Categorias
Colunas

O mistério da chuteira de Neymar

Neymar recebeu no último sábado (08) seu primeiro cartão vermelho em uma partida do Barcelona. Foi expulso em derrota para o Málaga por 2 a 0, válida pelo Campeonato Espanhol, após ter cometido falta dura em Llorente, aplaudiu o árbitro de forma irônica e pode até perder o clássico contra o Real Madrid por causa do lance. No entanto, não foi esse o episódio mais polêmico envolvendo o brasileiro na partida. O que tem provocado mais discussão na Espanha é o primeiro amarelo recebido pelo atacante, ainda na etapa inicial, por se abaixar para amarrar as chuteiras e impedir uma cobrança de falta dos rivais. Foi cera, estratégia ou ação de marketing?

É fundamentalmente esse o questionamento que tem sido feito pelo jornal catalão “Mundo Deportivo”. No domingo (09), a publicação apresentou um relatório sobre a relação de Neymar com as chuteiras. O atacante teve de amarrar ou trocar os calçados durante as partidas em seis jogos neste ano – foi assim nas últimas quatro apresentações do Barcelona.
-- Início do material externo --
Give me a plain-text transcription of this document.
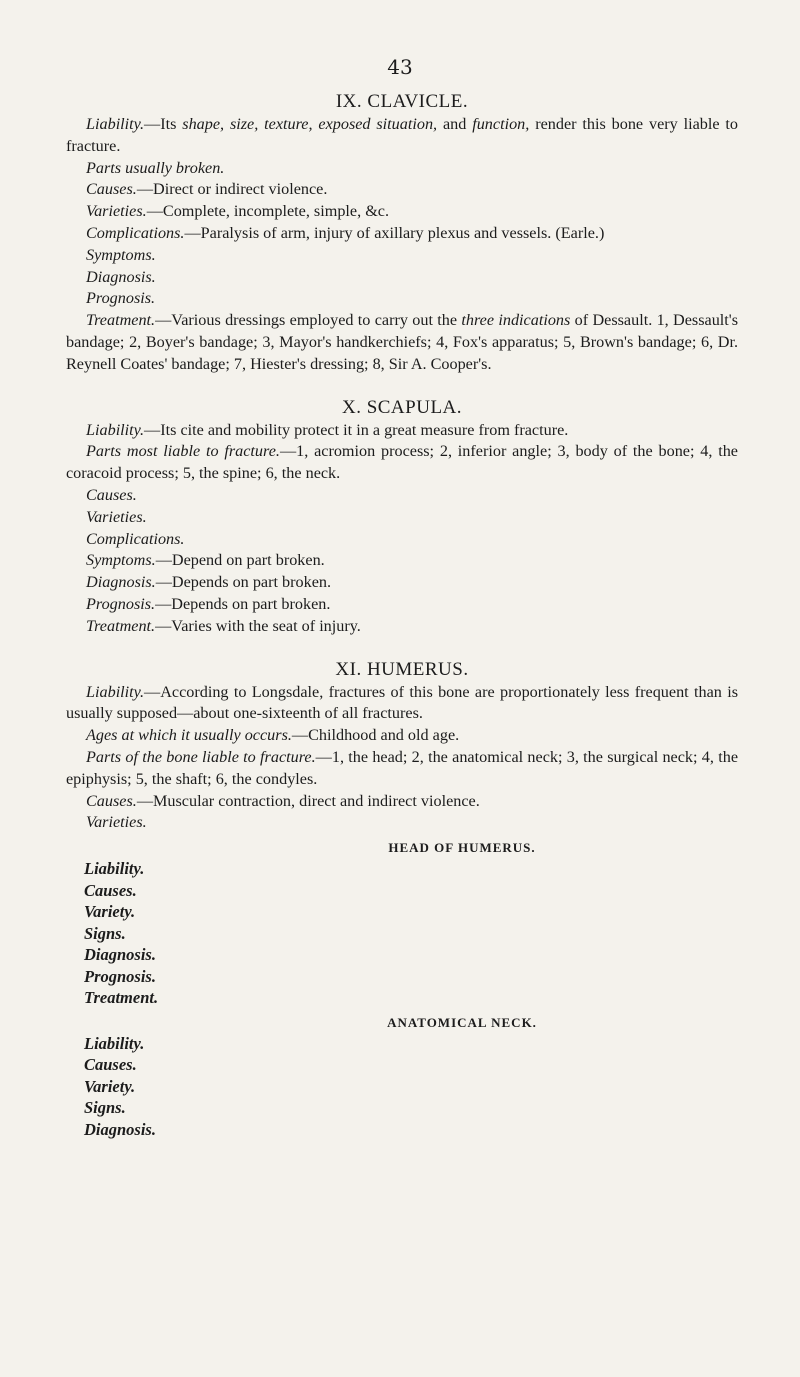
43

IX. CLAVICLE.

Liability.—Its shape, size, texture, exposed situation, and function, render this bone very liable to fracture.

Parts usually broken.

Causes.—Direct or indirect violence.

Varieties.—Complete, incomplete, simple, &c.

Complications.—Paralysis of arm, injury of axillary plexus and vessels. (Earle.)

Symptoms.

Diagnosis.

Prognosis.

Treatment.—Various dressings employed to carry out the three indications of Dessault. 1, Dessault's bandage; 2, Boyer's bandage; 3, Mayor's handkerchiefs; 4, Fox's apparatus; 5, Brown's bandage; 6, Dr. Reynell Coates' bandage; 7, Hiester's dressing; 8, Sir A. Cooper's.

X. SCAPULA.

Liability.—Its cite and mobility protect it in a great measure from fracture.

Parts most liable to fracture.—1, acromion process; 2, inferior angle; 3, body of the bone; 4, the coracoid process; 5, the spine; 6, the neck.

Causes.

Varieties.

Complications.

Symptoms.—Depend on part broken.

Diagnosis.—Depends on part broken.

Prognosis.—Depends on part broken.

Treatment.—Varies with the seat of injury.

XI. HUMERUS.

Liability.—According to Longsdale, fractures of this bone are proportionately less frequent than is usually supposed—about one-sixteenth of all fractures.

Ages at which it usually occurs.—Childhood and old age.

Parts of the bone liable to fracture.—1, the head; 2, the anatomical neck; 3, the surgical neck; 4, the epiphysis; 5, the shaft; 6, the condyles.

Causes.—Muscular contraction, direct and indirect violence.

Varieties.

HEAD OF HUMERUS.

Liability.

Causes.

Variety.

Signs.

Diagnosis.

Prognosis.

Treatment.

ANATOMICAL NECK.

Liability.

Causes.

Variety.

Signs.

Diagnosis.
Em 1970, Pelé abaixou-se para amarrar as chuteiras antes do início da decisão da Copa. Aquela cena, filmada e veiculada em todo o planeta, foi emblemática: o jogador mais importante do mundo, antes da partida mais relevante daquela temporada. Todos olhavam para o Rei, que calmamente cruzava cadarços de um modelo predominantemente preto da marca Puma. Ainda que isso tenha sido desmentido, era uma ação de marketing da fabricante de material esportivo, altamente interessada naquele momento de atenção total para seu logotipo.
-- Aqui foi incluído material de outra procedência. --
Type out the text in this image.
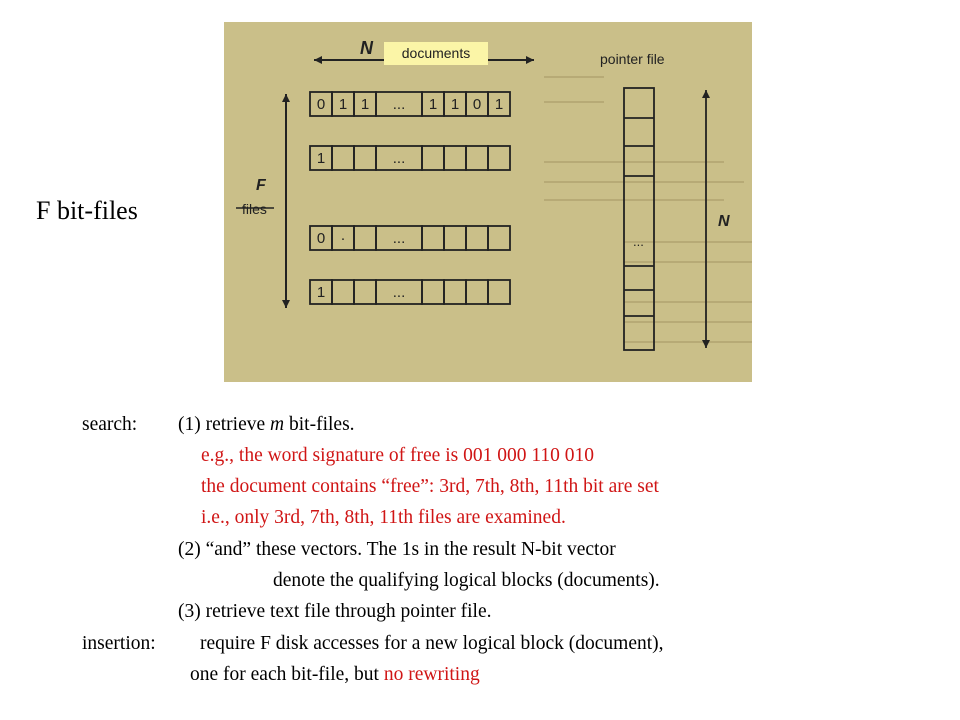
F bit-files
N
F
files
0 1 1 ... 1 1 0 1
1	...
0 ·	...
1	...
pointer file
...
N
documents
search: (1) retrieve m bit-files.
e.g., the word signature of free is 001 000 110 010
the document contains “free”: 3rd, 7th, 8th, 11th bit are set
i.e., only 3rd, 7th, 8th, 11th files are examined.
(2) “and” these vectors. The 1s in the result N-bit vector
denote the qualifying logical blocks (documents).
(3) retrieve text file through pointer file.
insertion: require F disk accesses for a new logical block (document),
one for each bit-file, but no rewriting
Há outros episódios, certamente, no futebol e em outras modalidades. Não é novidade que as marcas tentem se aproveitar dos momentos de maior exibição das personalidades em que elas investem. Neymar é um ativo da fabricante de material esportivo Nike, que tem no brasileiro um de seus pilares de comunicação e possui uma justa missão de buscar caminhos para obter retorno com o investimento.

Caso a ação de Neymar tenha acontecido a pedido da Nike, portanto, não será exatamente uma novidade. Não será algo inusitado sequer na biografia do brasileiro – ele já esteve envolvido em polêmica similar quando saiu de algumas partidas sem camisa, com calções abaixados, deixando à mostra as cuecas esportivas da marca Lupo.
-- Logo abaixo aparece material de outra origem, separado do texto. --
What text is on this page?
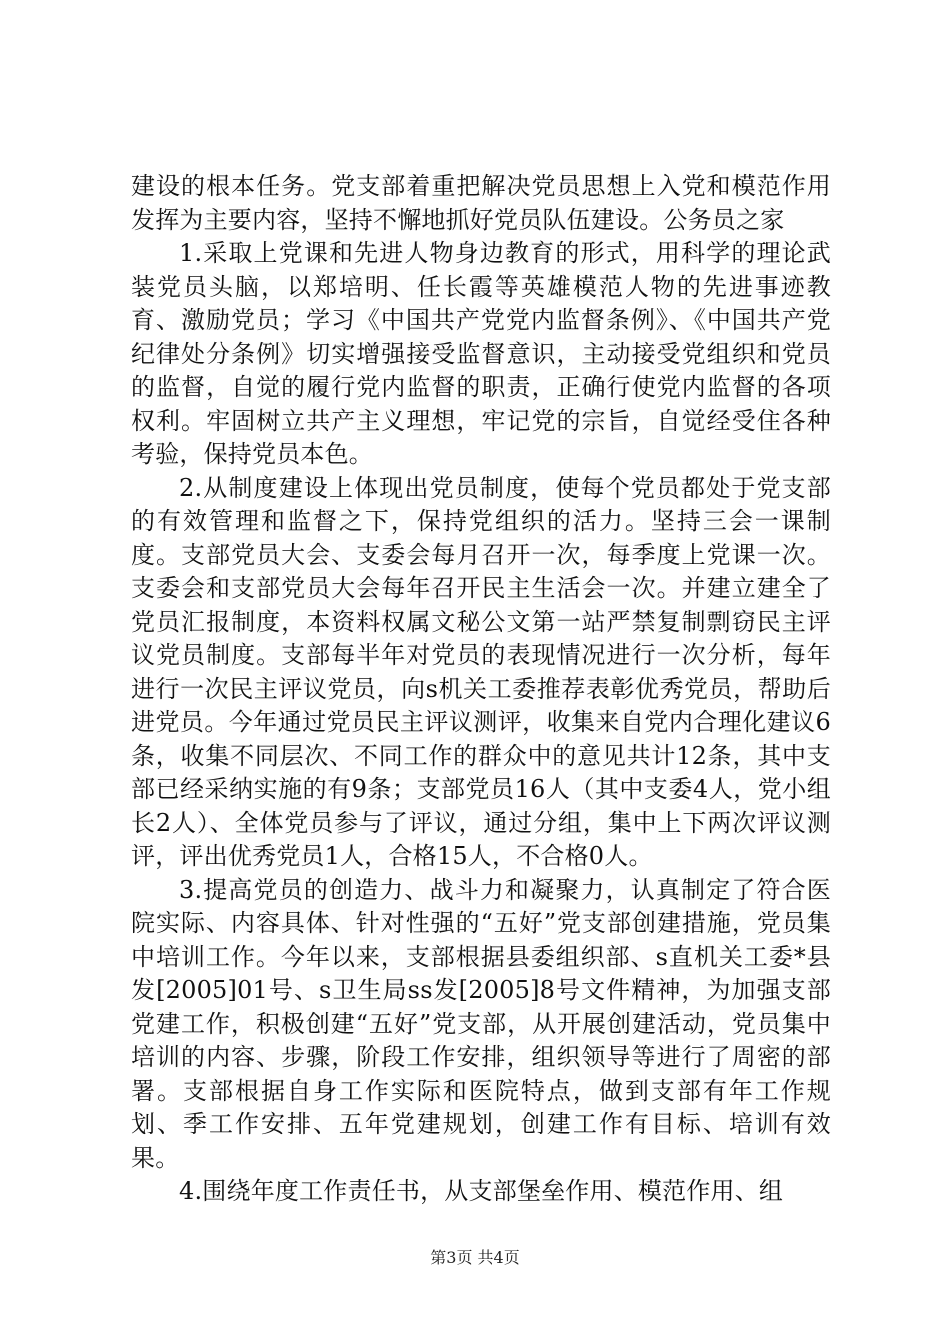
建设的根本任务。党支部着重把解决党员思想上入党和模范作用发挥为主要内容，坚持不懈地抓好党员队伍建设。公务员之家

1.采取上党课和先进人物身边教育的形式，用科学的理论武装党员头脑，以郑培明、任长霞等英雄模范人物的先进事迹教育、激励党员；学习《中国共产党党内监督条例》、《中国共产党纪律处分条例》切实增强接受监督意识，主动接受党组织和党员的监督，自觉的履行党内监督的职责，正确行使党内监督的各项权利。牢固树立共产主义理想，牢记党的宗旨，自觉经受住各种考验，保持党员本色。

2.从制度建设上体现出党员制度，使每个党员都处于党支部的有效管理和监督之下，保持党组织的活力。坚持三会一课制度。支部党员大会、支委会每月召开一次，每季度上党课一次。支委会和支部党员大会每年召开民主生活会一次。并建立建全了党员汇报制度，本资料权属文秘公文第一站严禁复制剽窃民主评议党员制度。支部每半年对党员的表现情况进行一次分析，每年进行一次民主评议党员，向s机关工委推荐表彰优秀党员，帮助后进党员。今年通过党员民主评议测评，收集来自党内合理化建议6条，收集不同层次、不同工作的群众中的意见共计12条，其中支部已经采纳实施的有9条；支部党员16人（其中支委4人，党小组长2人）、全体党员参与了评议，通过分组，集中上下两次评议测评，评出优秀党员1人，合格15人，不合格0人。

3.提高党员的创造力、战斗力和凝聚力，认真制定了符合医院实际、内容具体、针对性强的“五好”党支部创建措施，党员集中培训工作。今年以来，支部根据县委组织部、s直机关工委*县发[2005]01号、s卫生局ss发[2005]8号文件精神，为加强支部党建工作，积极创建“五好”党支部，从开展创建活动，党员集中培训的内容、步骤，阶段工作安排，组织领导等进行了周密的部署。支部根据自身工作实际和医院特点，做到支部有年工作规划、季工作安排、五年党建规划，创建工作有目标、培训有效果。

4.围绕年度工作责任书，从支部堡垒作用、模范作用、组

第3页 共4页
O grande questionamento nesse caso é a credibilidade das ações de um porta-voz. Neymar é uma estrela e tem ascendência inexplicável sobre uma camada gigantesca da população que aprecia futebol. Não é apenas um bom jogador, mas um bom embaixador. A relação de adoração que muitas crianças têm com o brasileiro é algo que não se fabrica. A combinação de talento, protagonismo e carisma, porém, perde muita força se abdicar da autenticidade.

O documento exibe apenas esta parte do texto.